The README file for this repository.

The Chaos kata

Goal: introduction to matplotlib and numpy with a classic example

Introduction

We are going to study the suite produced by the iteration of the function f, defined on the real numbers and parameterized by k:

f(x) = k * x (1-x)

Where

  • k is a number between 0 and 4
  • x is a float between 0 and 1

The suites we'll study will start at 0.5 and then apply f, like this:

index term
  0    0.5
  1    f(0.5)
  2    f(f(0.5))
  3    f(f(f(0.5)))

More specifically, we'll study what happens to the suites when the k value changes.

Instructions

Set up

Create a virtual environment containing the matplotlib and numpy packages

Step 1 - exploring singular k values

Specification: write a command line program that, given the k value as argument, plots the 1000 first values of the suite.
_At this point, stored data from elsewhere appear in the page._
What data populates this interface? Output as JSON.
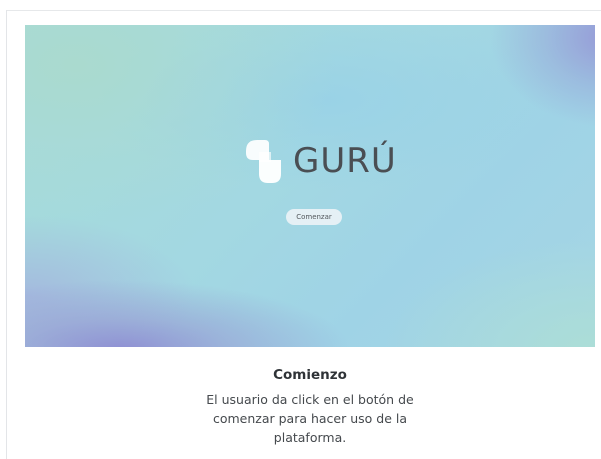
{
  "hero": {
    "brand_name": "GURÚ",
    "logo_icon": "guru-logo-icon",
    "start_button_label": "Comenzar",
    "colors": {
      "teal": "#a6dcd7",
      "sky": "#9fd3e6",
      "lavender": "#8e8cd2",
      "brand_text": "#4a4e53"
    }
  },
  "caption": {
    "title": "Comienzo",
    "description": "El usuario da click en el botón de comenzar para hacer uso de la plataforma."
  }
}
Use 0.5 for the initial value.

Here are a few hints to help you get started:

Generating the suite

import numpy

def suite(initial, k, iterations):
    """
    :param initial: the initial value (x0)
    :param k: the `k` parameter
    :param iterations: how many iterations to compute
    :return: a numpy array contains exactly `iterations` values
    """
    x = initial
    res = []
    for i in range(0, iterations):
        res.append(x)
        x = x * k * (1 - x)
    return numpy.array(res)

Parsing command line options

import sys
def main_single():
    k = float(sys.argv[1])
    # If run with `python main.py 3.2`, now `k` equals 3.2

Generating a numpy array going from start to end in iterations steps:

ts = numpy.linspace(start, end, iterations)

Plotting graphs

from matplotlib import pyplot

xs = ...
ys = ...
# Plot the graph using the xs array as X axis,
# and the ys array as Y axis
pyplot.plot(xs, ys)
# Show the graph: must be called once, at the end
# of the script
pyplot.show()

Instructions

Run the main script with the following values for k: 2, 2, 2.8, 3, 3.5, 3.8, 3.86, 4

Step 2 - sensibility to initial conditions

In the step above, you may have found that the value 3.86 had a "strange" behavior.
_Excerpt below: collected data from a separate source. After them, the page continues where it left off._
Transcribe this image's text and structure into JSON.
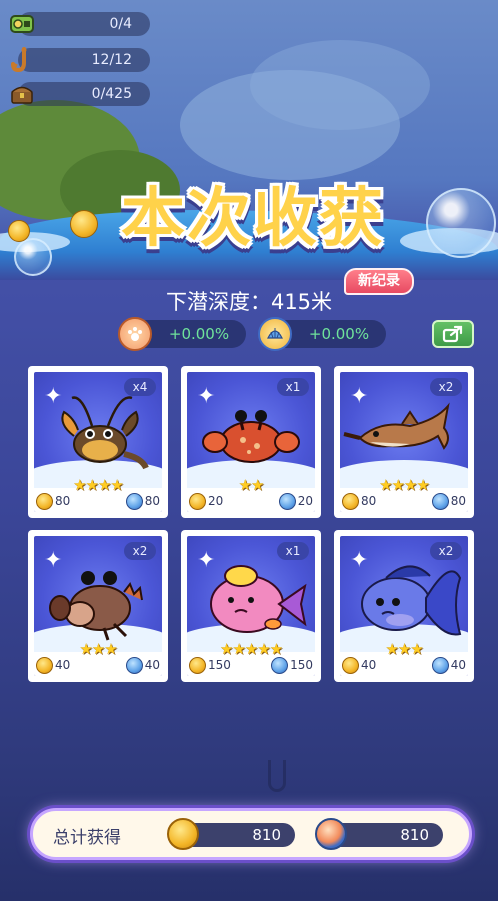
{
  "resources": [
    {
      "icon": "medal-icon",
      "value": "0/4"
    },
    {
      "icon": "fishhook-icon",
      "value": "12/12"
    },
    {
      "icon": "treasure-chest-icon",
      "value": "0/425"
    }
  ],
  "title": "本次收获",
  "depth_text": "下潜深度：415米",
  "record_badge": "新纪录",
  "bonuses": [
    {
      "icon": "paw-icon",
      "value": "+0.00%"
    },
    {
      "icon": "shell-icon",
      "value": "+0.00%"
    }
  ],
  "share_icon": "share-icon",
  "catches": [
    {
      "creature": "lobster",
      "qty": "x4",
      "stars": 4,
      "coins": "80",
      "shells": "80"
    },
    {
      "creature": "red-crab",
      "qty": "x1",
      "stars": 2,
      "coins": "20",
      "shells": "20"
    },
    {
      "creature": "sawfish",
      "qty": "x2",
      "stars": 4,
      "coins": "80",
      "shells": "80"
    },
    {
      "creature": "brown-crab",
      "qty": "x2",
      "stars": 3,
      "coins": "40",
      "shells": "40"
    },
    {
      "creature": "pink-fish",
      "qty": "x1",
      "stars": 5,
      "coins": "150",
      "shells": "150"
    },
    {
      "creature": "blue-goldfish",
      "qty": "x2",
      "stars": 3,
      "coins": "40",
      "shells": "40"
    }
  ],
  "total": {
    "label": "总计获得",
    "coins": "810",
    "shells": "810"
  },
  "colors": {
    "accent_gold": "#ffd24a",
    "bonus_green": "#6fe39b",
    "record_red": "#e84a62",
    "card_blue": "#4b56d6"
  }
}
In the same graph, draw to lines. One for the series starting at 0.5 with k=3.86 and an other one starting at 0.44449 with k still set to k=3.86.
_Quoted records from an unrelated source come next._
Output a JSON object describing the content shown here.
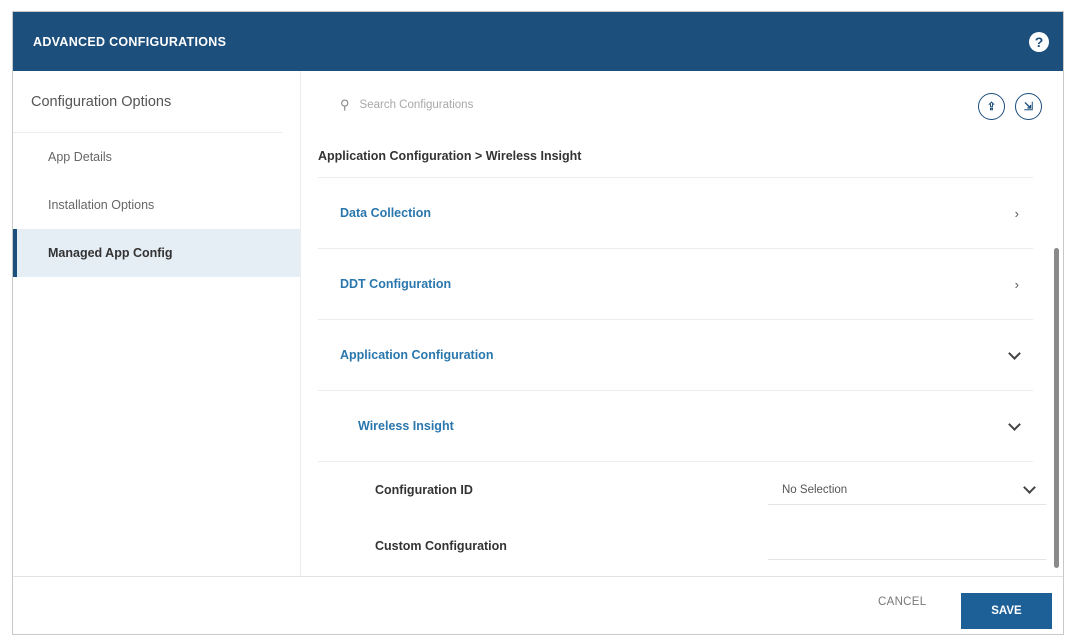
{
  "dialog": {
    "title": "ADVANCED CONFIGURATIONS",
    "help_icon": "question-circle-icon",
    "header_color": "#1d4f7c"
  },
  "sidebar": {
    "heading": "Configuration Options",
    "items": [
      {
        "label": "App Details",
        "active": false
      },
      {
        "label": "Installation Options",
        "active": false
      },
      {
        "label": "Managed App Config",
        "active": true
      }
    ]
  },
  "search": {
    "placeholder": "Search Configurations",
    "icon": "search-icon"
  },
  "toolbar": {
    "upload_icon": "upload-icon",
    "upload_glyph": "⇪",
    "export_icon": "export-icon",
    "export_glyph": "⇲"
  },
  "breadcrumb": "Application Configuration > Wireless Insight",
  "sections": [
    {
      "label": "Data Collection",
      "state": "collapsed",
      "chevron": "›"
    },
    {
      "label": "DDT Configuration",
      "state": "collapsed",
      "chevron": "›"
    },
    {
      "label": "Application Configuration",
      "state": "expanded"
    }
  ],
  "subsection": {
    "label": "Wireless Insight",
    "state": "expanded"
  },
  "fields": {
    "configuration_id": {
      "label": "Configuration ID",
      "value": "No Selection"
    },
    "custom_configuration": {
      "label": "Custom Configuration",
      "value": ""
    }
  },
  "footer": {
    "cancel_label": "CANCEL",
    "save_label": "SAVE"
  },
  "colors": {
    "accent": "#1d4f7c",
    "link": "#2a77ad",
    "save_button": "#1d5f97",
    "active_sidebar_bg": "#e5edf5"
  }
}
Step 3 - bifurcation diagram

The idea is to show in a single graph the behavior of the series where k changes.

This time you will need a scatter plot, where k is on the X axis, and the Y axis contains all the different values of the series, starting at 1000 iterations.

For instance, if after 1000 iterations when k = 3.53 the possible values are 0.36, 0.47, 0.80 and 0.88, then the scatter plot should contain:

x y
3.53 0.36
3.53 0.47
3.53 0.80
3.53 0.88

Going further

The suite is actually called "The Logistic Map". See the corresponding Wikipedia page for more info.